Nobody minded much, but there were rumours. Rumours most people denied
believing but repeated. So much I
learned from the palace garden Leafies. In brief, they said Mr. Binky was mad
but Uncle Gentlerain was being driven crazy.
And then, to my surprise, the last person on
earth I expected to know something about all this told me an important part of
the story. One afternoon I went to have tea with Heather and Thistle. Heather
had invited me because she said there was something I had to know. When I
arrived at her ideal home, the first thing I saw was a cheeky pipnosher leaping
about her.
“Look
out, Heather!” I yelled, fearing vengeance was afoot
and the pipnoshers had come to harm my sisters in retaliation.

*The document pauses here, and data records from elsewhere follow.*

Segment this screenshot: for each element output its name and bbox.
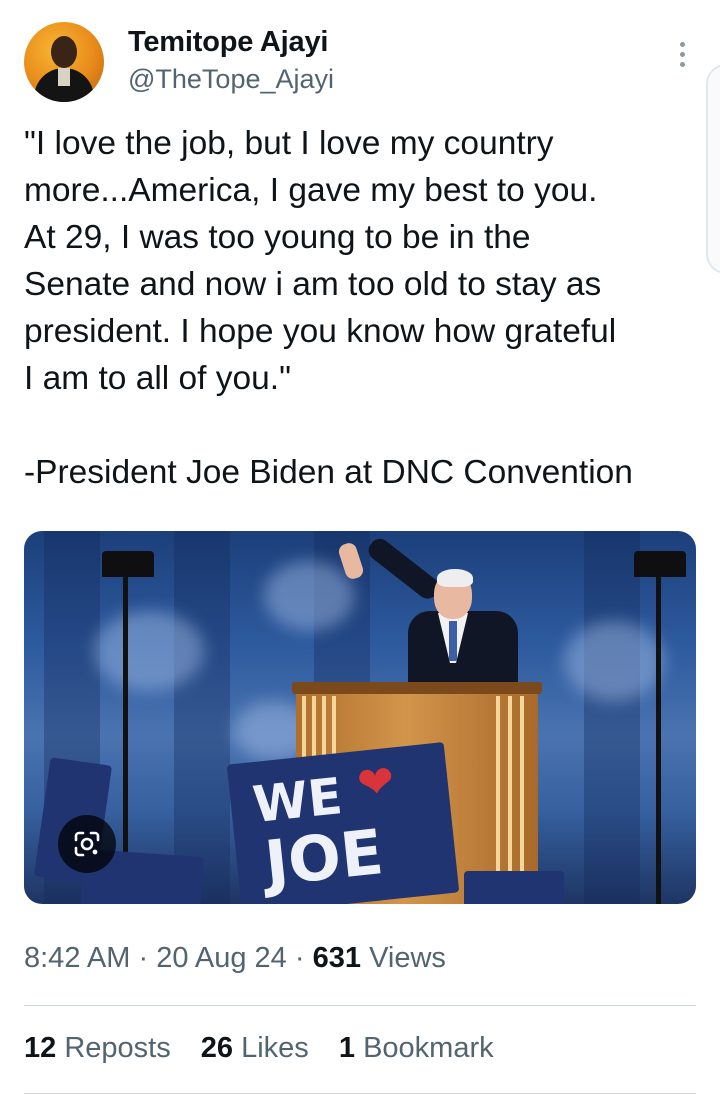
separator-dot: ·: [138, 942, 157, 974]
views-count: 631: [312, 942, 361, 974]
tweet-line: At 29, I was too young to be in the: [24, 219, 531, 256]
stage-light: [634, 551, 686, 577]
author-name[interactable]: Temitope Ajayi: [128, 26, 328, 59]
crowd-sign: [464, 871, 564, 904]
tweet-line: president. I hope you know how grateful: [24, 313, 617, 350]
separator-dot: ·: [294, 942, 313, 974]
reposts-stat[interactable]: 12 Reposts: [24, 1032, 171, 1064]
google-lens-icon[interactable]: [58, 815, 116, 873]
backdrop-star: [94, 611, 204, 691]
avatar[interactable]: [24, 22, 104, 102]
divider: [24, 1005, 696, 1006]
likes-count: 26: [200, 1032, 234, 1064]
avatar-collar: [58, 68, 70, 86]
heart-icon: ❤: [354, 756, 397, 810]
podium-stripe: [496, 696, 500, 876]
we-love-joe-sign: WE ❤ JOE: [226, 742, 460, 904]
podium-stripe: [508, 696, 512, 876]
tweet-line: more...America, I gave my best to you.: [24, 172, 598, 209]
tweet-photo[interactable]: WE ❤ JOE: [24, 531, 696, 904]
tweet-line: Senate and now i am too old to stay as: [24, 266, 602, 303]
divider: [24, 1093, 696, 1094]
stage-light: [102, 551, 154, 577]
engagement-stats: 12 Reposts 26 Likes 1 Bookmark: [24, 1032, 516, 1065]
speaker-arm: [364, 534, 443, 603]
author-handle[interactable]: @TheTope_Ajayi: [128, 64, 334, 95]
tweet-attribution: -President Joe Biden at DNC Convention: [24, 454, 633, 491]
backdrop-panel: [584, 531, 640, 904]
tweet-date[interactable]: 20 Aug 24: [156, 942, 287, 974]
backdrop-panel: [174, 531, 230, 904]
tweet-meta: 8:42 AM · 20 Aug 24 · 631 Views: [24, 942, 446, 975]
reposts-label: Reposts: [64, 1032, 171, 1064]
sign-text-joe: JOE: [261, 815, 387, 901]
podium-stripe: [520, 696, 524, 876]
more-options-icon[interactable]: [672, 42, 692, 72]
lens-glyph: [74, 831, 100, 857]
backdrop-star: [264, 561, 354, 631]
bookmarks-count: 1: [338, 1032, 356, 1064]
likes-label: Likes: [241, 1032, 309, 1064]
podium-top: [292, 682, 542, 694]
tweet-header: Temitope Ajayi @TheTope_Ajayi: [24, 22, 696, 104]
bookmarks-label: Bookmark: [363, 1032, 494, 1064]
likes-stat[interactable]: 26 Likes: [201, 1032, 309, 1064]
reposts-count: 12: [24, 1032, 57, 1064]
tweet-line: "I love the job, but I love my country: [24, 125, 554, 162]
light-stand: [656, 575, 661, 904]
backdrop-star: [564, 621, 664, 701]
speaker-hair: [437, 569, 473, 587]
side-panel-edge: [706, 64, 720, 274]
tweet-line: I am to all of you.": [24, 360, 291, 397]
avatar-face: [51, 36, 77, 68]
tweet-time[interactable]: 8:42 AM: [24, 942, 130, 974]
bookmarks-stat[interactable]: 1 Bookmark: [339, 1032, 494, 1064]
tweet-text: "I love the job, but I love my country m…: [24, 120, 696, 496]
views-label: Views: [369, 942, 446, 974]
speaker-tie: [449, 621, 457, 661]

"Stop!" shouted Heather, keeping me from squashing it. “That´s a gift. From Thymian. He’s resurrected the pipnoshers he experimented with and turned them into collectible toys. He had four. He kept one, gave one to Thistle and another to me. The fourth is for you. He’ll find time to give it to you one of this days, he said. They’re a cross between a pet and a robot. Look how cute they look dressed like ancient Egyptians.”

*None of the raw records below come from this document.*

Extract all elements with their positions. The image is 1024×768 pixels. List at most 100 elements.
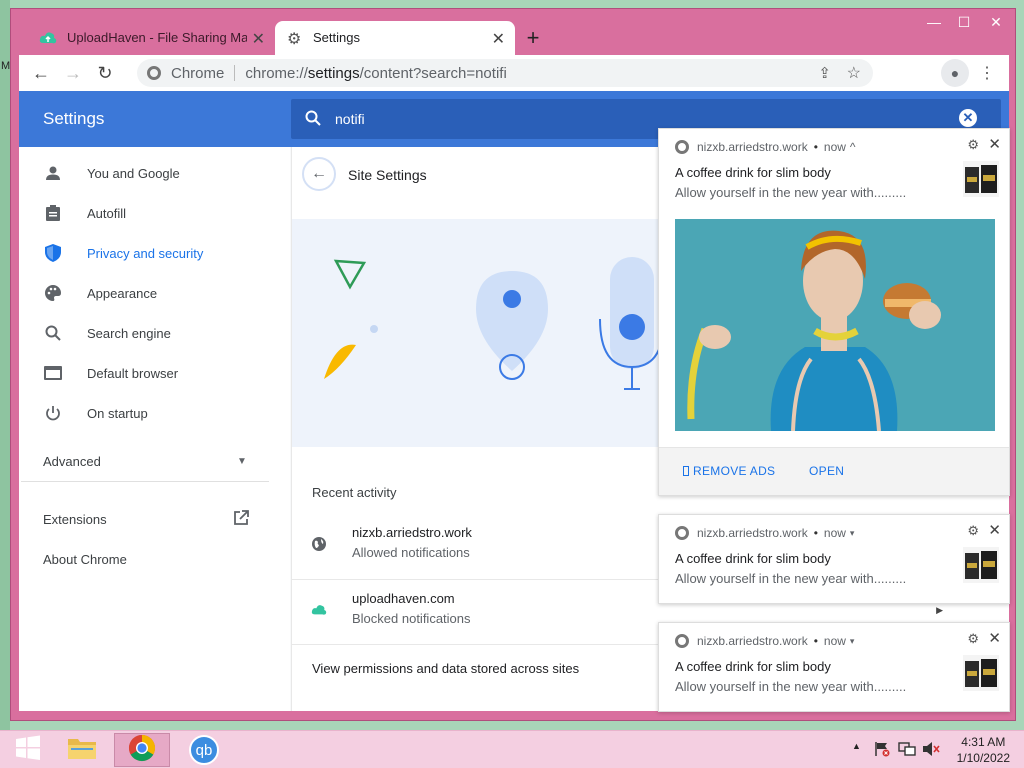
chrome-icon xyxy=(675,634,689,648)
clock-date: 1/10/2022 xyxy=(956,751,1010,765)
ad-image xyxy=(675,219,995,431)
sidebar-item-about[interactable]: About Chrome xyxy=(19,541,290,577)
gear-icon: ⚙ xyxy=(287,31,302,48)
qbittorrent-icon: qb xyxy=(189,735,219,765)
tab-title: UploadHaven - File Sharing Mad xyxy=(67,30,247,45)
settings-sidebar: You and Google Autofill Privacy and secu… xyxy=(19,147,290,711)
clear-search-button[interactable]: ✕ xyxy=(959,109,977,127)
bullet-separator: • xyxy=(813,140,818,154)
taskbar: qb ▲ 4:31 AM 1/10/2022 xyxy=(0,730,1024,768)
sidebar-item-appearance[interactable]: Appearance xyxy=(19,275,290,311)
profile-button[interactable]: ● xyxy=(941,59,969,87)
tab-close-button[interactable]: ✕ xyxy=(492,29,505,49)
arrow-left-icon: ← xyxy=(32,62,50,83)
sidebar-item-extensions[interactable]: Extensions xyxy=(19,501,290,537)
bullet-separator: • xyxy=(813,634,818,648)
uploadhaven-favicon-icon xyxy=(39,30,57,46)
sidebar-item-label: Extensions xyxy=(43,511,107,527)
url-text: chrome://settings/content?search=notifi xyxy=(245,65,506,82)
chrome-icon xyxy=(675,526,689,540)
sidebar-item-search-engine[interactable]: Search engine xyxy=(19,315,290,351)
globe-icon xyxy=(310,535,328,553)
recent-row-nizxb[interactable]: nizxb.arriedstro.work Allowed notificati… xyxy=(292,513,712,575)
recent-status: Allowed notifications xyxy=(352,545,470,560)
sidebar-item-privacy[interactable]: Privacy and security xyxy=(19,235,290,271)
qbittorrent-button[interactable]: qb xyxy=(176,733,232,767)
browser-icon xyxy=(43,363,63,383)
product-thumbnail xyxy=(963,655,999,691)
share-icon[interactable]: ⇪ xyxy=(818,64,831,82)
start-button[interactable] xyxy=(0,733,56,767)
open-button[interactable]: OPEN xyxy=(809,464,844,478)
sidebar-item-label: Privacy and security xyxy=(87,245,204,261)
tab-settings[interactable]: ⚙ Settings ✕ xyxy=(275,21,515,55)
notification-expanded[interactable]: nizxb.arriedstro.work • now ^ ⚙ ✕ A coff… xyxy=(658,128,1010,496)
action-center-flag-icon[interactable] xyxy=(874,741,890,760)
file-explorer-button[interactable] xyxy=(54,733,110,767)
volume-muted-icon[interactable] xyxy=(922,741,940,760)
menu-button[interactable]: ⋮ xyxy=(975,59,999,87)
qbittorrent-label: qb xyxy=(195,741,213,759)
bookmark-star-icon[interactable]: ☆ xyxy=(847,63,861,83)
reload-icon: ↻ xyxy=(97,62,113,83)
clock-time: 4:31 AM xyxy=(961,735,1006,749)
remove-ads-label: REMOVE ADS xyxy=(693,464,776,478)
page-title: Site Settings xyxy=(348,167,427,183)
recent-row-uploadhaven[interactable]: uploadhaven.com Blocked notifications xyxy=(292,579,712,641)
sidebar-item-label: You and Google xyxy=(87,165,180,181)
sidebar-item-on-startup[interactable]: On startup xyxy=(19,395,290,431)
remove-ads-button[interactable]: REMOVE ADS xyxy=(683,464,775,478)
sidebar-item-label: About Chrome xyxy=(43,551,127,567)
address-bar[interactable]: Chrome chrome://settings/content?search=… xyxy=(137,59,873,87)
back-button[interactable]: ← xyxy=(25,57,57,89)
tab-title: Settings xyxy=(313,30,360,45)
system-clock[interactable]: 4:31 AM 1/10/2022 xyxy=(957,734,1010,766)
generic-glyph-icon xyxy=(683,466,689,476)
tab-uploadhaven[interactable]: UploadHaven - File Sharing Mad ✕ xyxy=(27,21,275,55)
chevron-down-icon[interactable]: ▾ xyxy=(850,528,855,539)
chevron-up-icon[interactable]: ^ xyxy=(850,140,856,154)
url-path: /content?search=notifi xyxy=(359,64,507,82)
notification-time: now xyxy=(823,634,846,648)
arrow-left-icon: ← xyxy=(311,165,327,182)
notification-header: nizxb.arriedstro.work • now ▾ xyxy=(675,525,854,541)
notification-body: Allow yourself in the new year with.....… xyxy=(675,185,907,200)
forward-button[interactable]: → xyxy=(57,57,89,89)
sidebar-item-autofill[interactable]: Autofill xyxy=(19,195,290,231)
clipboard-icon xyxy=(43,203,63,223)
recent-site: uploadhaven.com xyxy=(352,591,455,606)
sidebar-item-advanced[interactable]: Advanced ▼ xyxy=(19,443,290,479)
tab-close-button[interactable]: ✕ xyxy=(252,29,265,49)
reload-button[interactable]: ↻ xyxy=(89,57,121,89)
search-input[interactable]: notifi xyxy=(335,111,365,127)
notification-body: Allow yourself in the new year with.....… xyxy=(675,679,907,694)
tray-chevron-up-icon[interactable]: ▲ xyxy=(852,741,861,751)
external-link-icon xyxy=(233,509,249,529)
browser-toolbar: ← → ↻ Chrome chrome://settings/content?s… xyxy=(19,55,1009,91)
notification-title: A coffee drink for slim body xyxy=(675,165,831,180)
sidebar-item-label: On startup xyxy=(87,405,148,421)
notification-time: now xyxy=(823,140,846,154)
view-permissions-link[interactable]: View permissions and data stored across … xyxy=(312,661,579,676)
notification-settings-icon[interactable]: ⚙ xyxy=(967,137,979,153)
chevron-down-icon[interactable]: ▾ xyxy=(850,636,855,647)
notification-settings-icon[interactable]: ⚙ xyxy=(967,523,979,539)
expand-arrow-icon[interactable]: ▶ xyxy=(936,605,943,616)
notification-actions: REMOVE ADS OPEN xyxy=(659,447,1009,495)
notification-close-button[interactable]: ✕ xyxy=(988,521,1001,539)
chrome-taskbar-button[interactable] xyxy=(114,733,170,767)
network-icon[interactable] xyxy=(898,741,916,760)
notification-close-button[interactable]: ✕ xyxy=(988,135,1001,153)
notification-collapsed[interactable]: nizxb.arriedstro.work • now ▾ ⚙ ✕ A coff… xyxy=(658,514,1010,615)
notification-header: nizxb.arriedstro.work • now ^ xyxy=(675,139,856,155)
sidebar-item-you-and-google[interactable]: You and Google xyxy=(19,155,290,191)
back-arrow-button[interactable]: ← xyxy=(302,157,336,191)
sidebar-item-default-browser[interactable]: Default browser xyxy=(19,355,290,391)
recent-status: Blocked notifications xyxy=(352,611,471,626)
notification-collapsed[interactable]: nizxb.arriedstro.work • now ▾ ⚙ ✕ A coff… xyxy=(658,622,1010,712)
power-icon xyxy=(43,403,63,423)
new-tab-button[interactable]: + xyxy=(519,25,547,51)
notification-close-button[interactable]: ✕ xyxy=(988,629,1001,647)
desktop-edge-letter: M xyxy=(1,60,11,72)
notification-settings-icon[interactable]: ⚙ xyxy=(967,631,979,647)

I noticed there were, indeed, two pipnoshers
growling at me from the tea table in Egyptian profile.
“They’re making noises,” I said. I didn’t say the noises sounded hostile, but
they did to me. “That’s new. Do they still spit venom? Like maybe in our tea?”
“Only rose water. And you have to tickle them
if you want them to do it. They only eat sugar. Especially sugar cane. And they
mumble and growl in Egyptian. Thymian says it is blessings and not curses. He
should know, he’s a recognized interworld authority in ancient curses. Don’t
you think they are much improved?”
“Adorable,” I nodded. But I still felt uncomfortable
around these creatures.
I had barely nodded when another guest arrived. This was Nimbo di Limbo, the little gargoyle elf that got to eat king cake every day of the year. We were very pleased to see each other. He asked me where I had been for so long and invited me to have breakfast any day I chose with him and his mother, the fairy lady who slept a lot but was doing a lot less of that since Darcy had asked her not to. Nimbo looked very happy until Heather served us huge blueberry cupcakes and said Nimbo had given her the Granny Milksops notebook where she had found the recipe for them. Nimbo suddenly became very serious. I thought this was because maybe he had stolen the notebook from someone back when he was a pitifully petty thief, but I was wrong. Uncle Gentlerain had given it to his mother. He told us the whole story, which will be related in the next chapter.